If Philip K. Dick and Ross Macdonald had collaborated on a mystery novel, they might have come up with something like The Little Sleep. Mark Genevich is a p. i. in south Boston. As a result of a serious car wreck, he's disfigured. And he's narcoleptic. You might think that would be enough of a handicap for a p. i., but one of the symptoms of narcolepsy is cataplexy, brought on by stress. So imagine yourself confronted by, say, a guy with a gun. You slide off your chair to the floor and lie there, conscious but unable to move. Not a good situation. But it gets worse. Another symptom is hypnagogic hallucinations, so you're never sure if things have actually happened or if you just imagined them. Makes it tough to solve a case.

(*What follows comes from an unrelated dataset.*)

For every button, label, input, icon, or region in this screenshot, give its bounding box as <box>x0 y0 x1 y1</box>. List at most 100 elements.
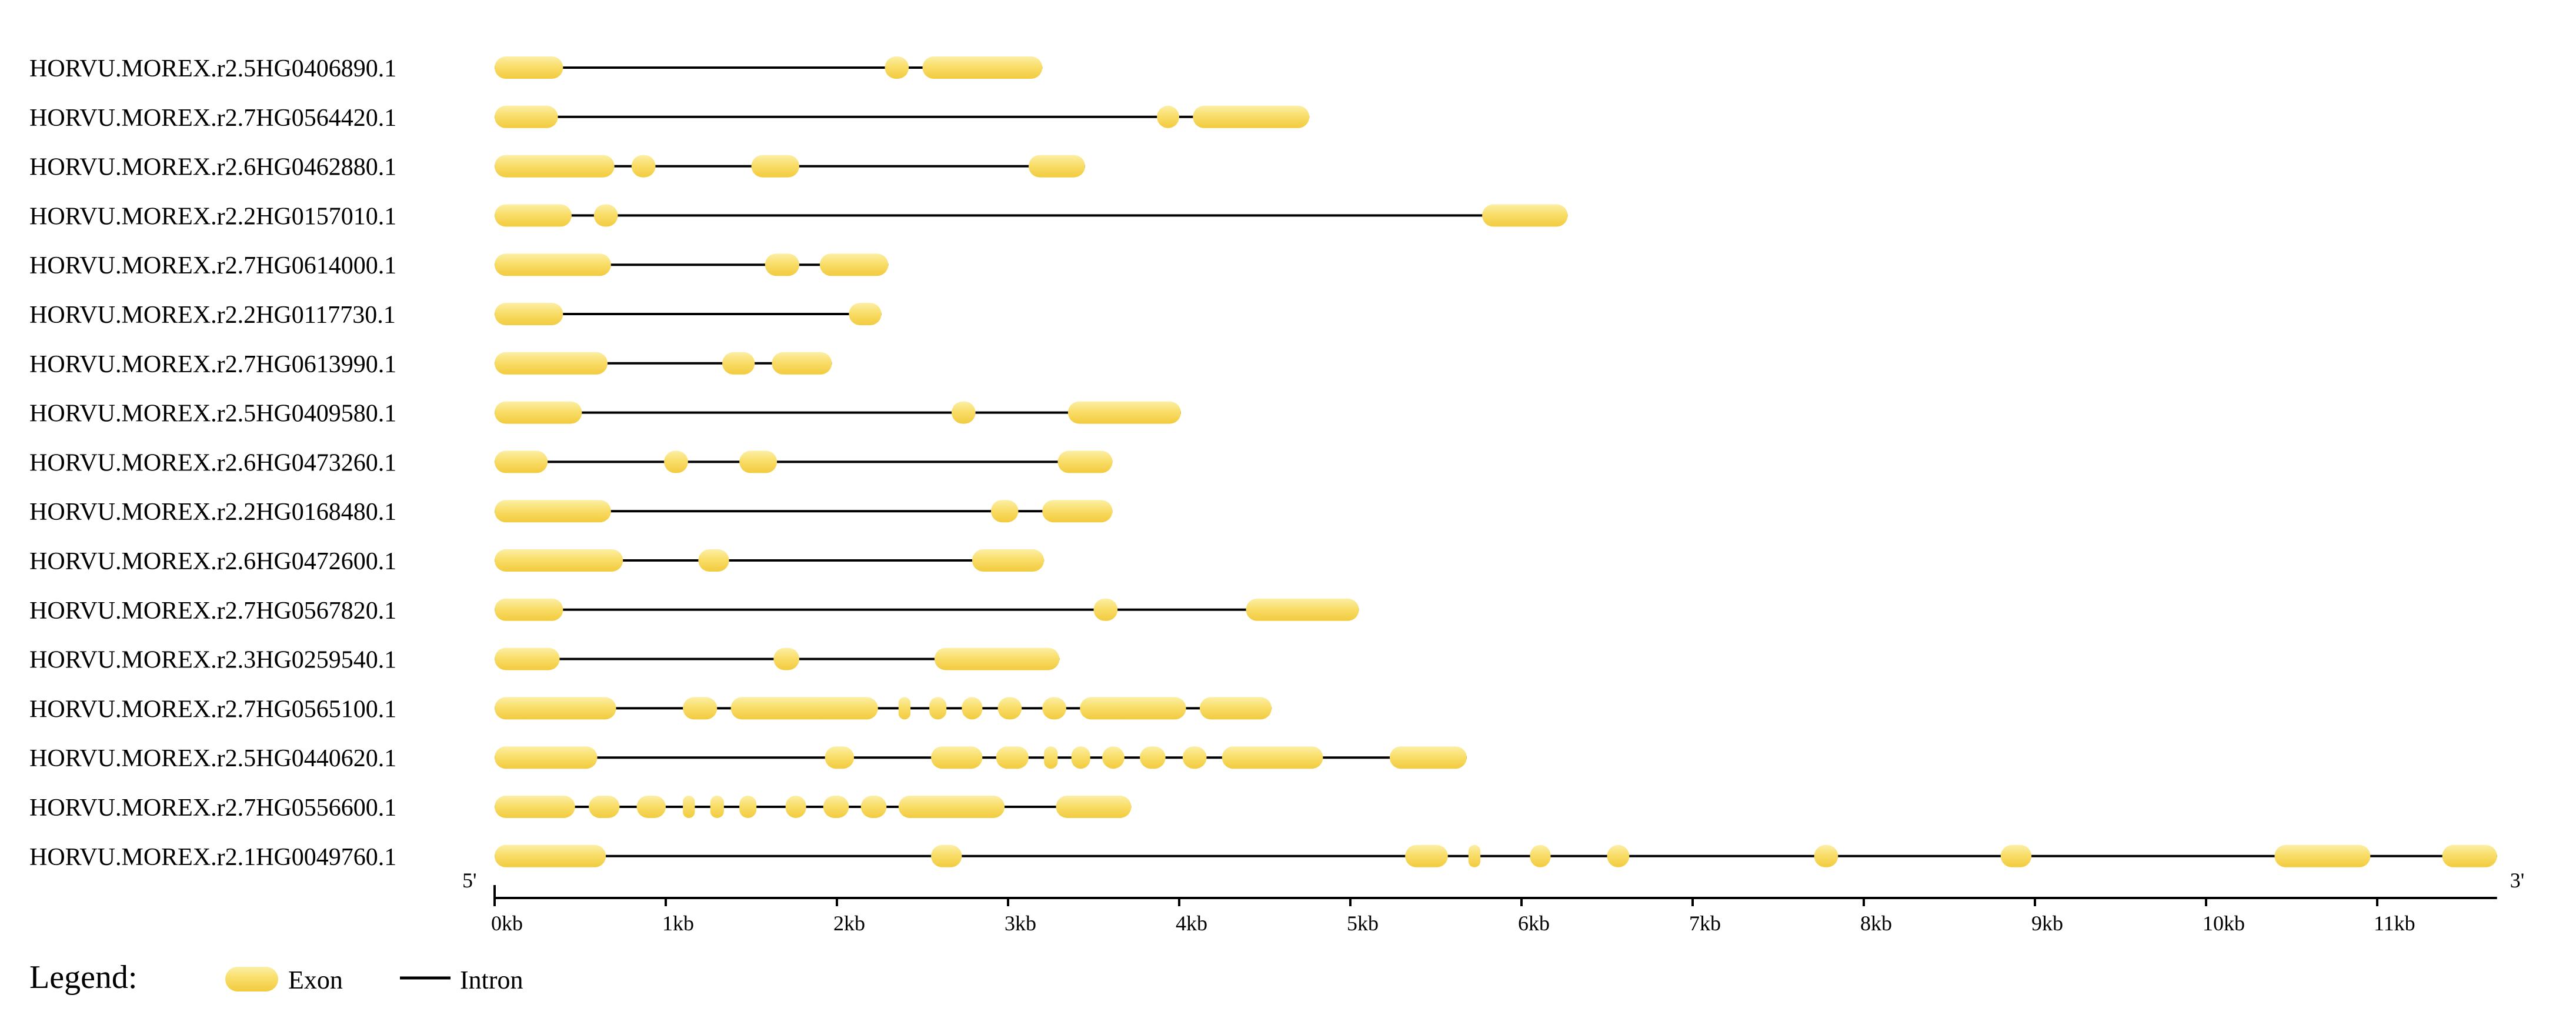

But Genevich has a case, and it's a big one. It involves photographs that someone brings to his office, photographs that someone else wants to get his hands on. And there's a mysterious "it" that Genevich is supposed to find. He doesn't know what "it" is because of the hallucinations, but it has to do with Genevich's father, who's been dead since Genevich was five. Digging into the past can be dangerous for a guy with normal sleep patterns. For Genevich, it's double tough.
I've never used the phrase "new noir" before, but I think I will now. The Little Sleep is new noir with panache. Coming in March, I think. Check it out.